Lou: "A tab? I can't give you a tab unless you order something"
--Back to the Future (1 not 2)
That was a bit of an obscure joke at the time, watching from Europe.
Edit: Oh my, I had the movie part wrong!
(He stayed clear of Lou's the second time around.)
Marty: "Alright, give me a Pepsi Free."
Lou: "You want a Pepsi, PAL, you're gonna pay for it."
And nobody in the UK had ever heard of that either... all in all a confusing scene :)
lets just say its an acquired taste and note that diet soft drinks did not have the selection there is today
Take a tea bag. Use it 10 or 20 times to make tea. Once done, leave it damp to collect mold, dirt, fungus.
After, once dried, clean it with bleach in an attempt to kill the mold, fungus, and other such things. Now quickly, with the bleach still dripping from it, run tepid water through it. Add brown food colouring.
I'm not sure, but this seems to be what Tab is.
The flavor difference is on par with the difference between Coke and Pepsi: real and detectable, but all pretty much the same if you're not paying attention. Especially since Tab no longer uses saccharin alone.
Sweetened with saccharine, described as having a metallic aftertaste.
I have had it but it's been awhile and I don't recall it well. My sense of the fan base is similar to what is mentioned in the article, that it had sort of a cult following. I'm surprised the company stuck with it so long. It makes me wonder if there's some genetic studies of taste preference it might have inspired.
If there was a contest for the least appealing appeal ever, this would be pretty high up there. Anybody up for joining the "reduced-calorie segment"?
In all seriousness, yes, I'm actually thrilled at the continued prominence of sugar-free drinks. We still have an obesity epidemic going on, and sugar-free drinks to me seem like a true have-your-cake-and-eat-it-too offering. Having people switch from sugary sodas to their sugar-free equivalent seems like the easiest win to improve health.
I get the argument "Just drink water", but do the people making that argument really think that everyone is going to do this? And why should we anyway? Research continues to show that artificial sweeteners are harmless, and drinking soda is just plain fun.
https://www.ncbi.nlm.nih.gov/pmc/articles/PMC4135487/ https://pubmed.ncbi.nlm.nih.gov/28394643/
Jury's still out AFAIK though.
https://pubmed.ncbi.nlm.nih.gov/29159583/
So even if there is a mechanism that makes diet sodas counterproductive for weight loss, it's clearly part of a much broader problem. There are also possibly confounding factors, e.g. people most serious about their health and weight loss may have already determined that diet sodas are not good for them.
[1] https://time.com/5334532/weight-loss-americans/ [2] https://healthblog.uofmhealth.org/health-management/weighing...
Because the environmental cost of producing, shipping and disposing carbonated drinks is nearly incalculably higher than just drinking tap water? Even you add a post-tap filter stage it's still magnitudes less impactful.

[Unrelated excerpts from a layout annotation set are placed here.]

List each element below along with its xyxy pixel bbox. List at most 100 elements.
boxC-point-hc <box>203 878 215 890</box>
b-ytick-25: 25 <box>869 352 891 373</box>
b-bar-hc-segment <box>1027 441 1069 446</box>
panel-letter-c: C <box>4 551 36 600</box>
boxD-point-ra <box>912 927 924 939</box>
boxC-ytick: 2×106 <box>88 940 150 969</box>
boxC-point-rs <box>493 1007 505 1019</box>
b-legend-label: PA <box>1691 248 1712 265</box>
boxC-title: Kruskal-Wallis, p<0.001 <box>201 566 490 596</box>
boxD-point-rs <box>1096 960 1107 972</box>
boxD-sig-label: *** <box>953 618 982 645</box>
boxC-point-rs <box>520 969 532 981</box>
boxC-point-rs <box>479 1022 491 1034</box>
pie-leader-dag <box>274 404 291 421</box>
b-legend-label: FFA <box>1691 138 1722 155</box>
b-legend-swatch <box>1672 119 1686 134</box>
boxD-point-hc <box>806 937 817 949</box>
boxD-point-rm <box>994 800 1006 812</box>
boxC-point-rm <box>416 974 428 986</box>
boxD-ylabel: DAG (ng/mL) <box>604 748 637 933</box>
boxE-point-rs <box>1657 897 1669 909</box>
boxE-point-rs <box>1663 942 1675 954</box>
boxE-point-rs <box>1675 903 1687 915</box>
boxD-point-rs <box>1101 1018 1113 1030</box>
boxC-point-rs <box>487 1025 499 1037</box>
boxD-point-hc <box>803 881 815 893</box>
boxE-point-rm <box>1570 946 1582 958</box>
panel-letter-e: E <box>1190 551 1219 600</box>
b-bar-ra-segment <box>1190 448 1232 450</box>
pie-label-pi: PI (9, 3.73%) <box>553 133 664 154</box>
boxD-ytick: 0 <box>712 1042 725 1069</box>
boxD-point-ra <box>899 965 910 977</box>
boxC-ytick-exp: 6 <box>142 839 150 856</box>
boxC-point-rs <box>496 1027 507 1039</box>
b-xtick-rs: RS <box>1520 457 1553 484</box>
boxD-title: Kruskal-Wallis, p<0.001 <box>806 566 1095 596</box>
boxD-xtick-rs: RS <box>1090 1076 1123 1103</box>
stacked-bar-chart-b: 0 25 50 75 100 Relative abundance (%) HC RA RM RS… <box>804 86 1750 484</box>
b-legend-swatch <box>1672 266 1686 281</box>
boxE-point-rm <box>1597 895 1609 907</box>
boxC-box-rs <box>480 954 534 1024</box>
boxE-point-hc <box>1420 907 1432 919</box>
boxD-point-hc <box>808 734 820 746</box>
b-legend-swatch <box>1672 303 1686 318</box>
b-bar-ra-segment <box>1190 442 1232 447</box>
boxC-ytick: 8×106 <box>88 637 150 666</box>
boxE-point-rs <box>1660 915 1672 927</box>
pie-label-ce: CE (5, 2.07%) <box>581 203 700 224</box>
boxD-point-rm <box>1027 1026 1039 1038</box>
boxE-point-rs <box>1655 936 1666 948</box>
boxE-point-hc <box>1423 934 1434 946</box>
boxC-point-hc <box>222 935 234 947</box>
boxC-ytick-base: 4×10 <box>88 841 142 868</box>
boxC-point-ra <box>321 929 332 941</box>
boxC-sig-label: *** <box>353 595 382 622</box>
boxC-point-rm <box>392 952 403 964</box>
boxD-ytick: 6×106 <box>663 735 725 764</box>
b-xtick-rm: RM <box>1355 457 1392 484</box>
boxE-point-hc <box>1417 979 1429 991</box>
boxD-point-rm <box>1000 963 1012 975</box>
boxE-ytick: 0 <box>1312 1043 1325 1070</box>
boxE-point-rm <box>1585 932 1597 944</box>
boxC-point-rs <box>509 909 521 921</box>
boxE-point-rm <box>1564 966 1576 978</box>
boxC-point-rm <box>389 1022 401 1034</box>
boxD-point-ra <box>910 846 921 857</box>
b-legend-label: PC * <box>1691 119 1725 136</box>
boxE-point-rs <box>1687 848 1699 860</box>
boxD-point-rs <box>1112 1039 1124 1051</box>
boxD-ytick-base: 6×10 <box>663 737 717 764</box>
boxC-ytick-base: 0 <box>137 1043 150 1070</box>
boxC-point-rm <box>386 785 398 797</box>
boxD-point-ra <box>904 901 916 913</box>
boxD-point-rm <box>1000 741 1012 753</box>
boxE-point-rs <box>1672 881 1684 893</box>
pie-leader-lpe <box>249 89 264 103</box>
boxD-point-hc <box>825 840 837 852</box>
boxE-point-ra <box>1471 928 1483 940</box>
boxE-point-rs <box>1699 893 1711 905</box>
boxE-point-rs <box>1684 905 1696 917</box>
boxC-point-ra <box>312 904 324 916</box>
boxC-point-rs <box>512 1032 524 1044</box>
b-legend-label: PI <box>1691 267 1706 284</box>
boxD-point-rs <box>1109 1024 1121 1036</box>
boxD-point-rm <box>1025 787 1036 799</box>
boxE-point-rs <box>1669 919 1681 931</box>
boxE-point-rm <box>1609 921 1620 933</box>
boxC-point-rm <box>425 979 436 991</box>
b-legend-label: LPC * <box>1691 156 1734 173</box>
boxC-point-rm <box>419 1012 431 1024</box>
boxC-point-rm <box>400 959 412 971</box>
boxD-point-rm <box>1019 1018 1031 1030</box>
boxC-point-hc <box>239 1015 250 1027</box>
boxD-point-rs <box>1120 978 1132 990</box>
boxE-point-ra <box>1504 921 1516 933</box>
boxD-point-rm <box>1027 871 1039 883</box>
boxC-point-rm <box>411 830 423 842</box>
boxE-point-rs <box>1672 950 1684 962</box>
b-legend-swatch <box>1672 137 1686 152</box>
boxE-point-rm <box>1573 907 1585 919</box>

Hardly anything to dive into, though.
> In 1962, Coca-Cola launched a crash program code-named “Project Alpha” to develop a competing diet cola [to Royal Crown's Diet-Rite Cola] and bring it to market in less than a year. The goal was to produce a low-calorie cola drink using saccharin and cyclamates instead of sugar while avoiding the typically unpleasant aftertaste that plagued other diet sodas. Coca-Cola met its goal with the introduction of TaB in May 1963, a diet cola advertised with the slogan “How can one calorie taste so good?
[1] http://mentalfloss.com/article/547246/why-coca-cola-designed...
I think we had clear Coca Cola for a short while when I was a kid but it dead a silent death just like that 'green' Coca cola they introduced a few years ago.
Edit: Sorry if this seems snarky, not my intent, but to be clever/witty in stating that Coke will never end it's Sugary drinks. That's their $$$ cow.
I'm in South Africa.. I generally chose it over the other diet Cola drinks.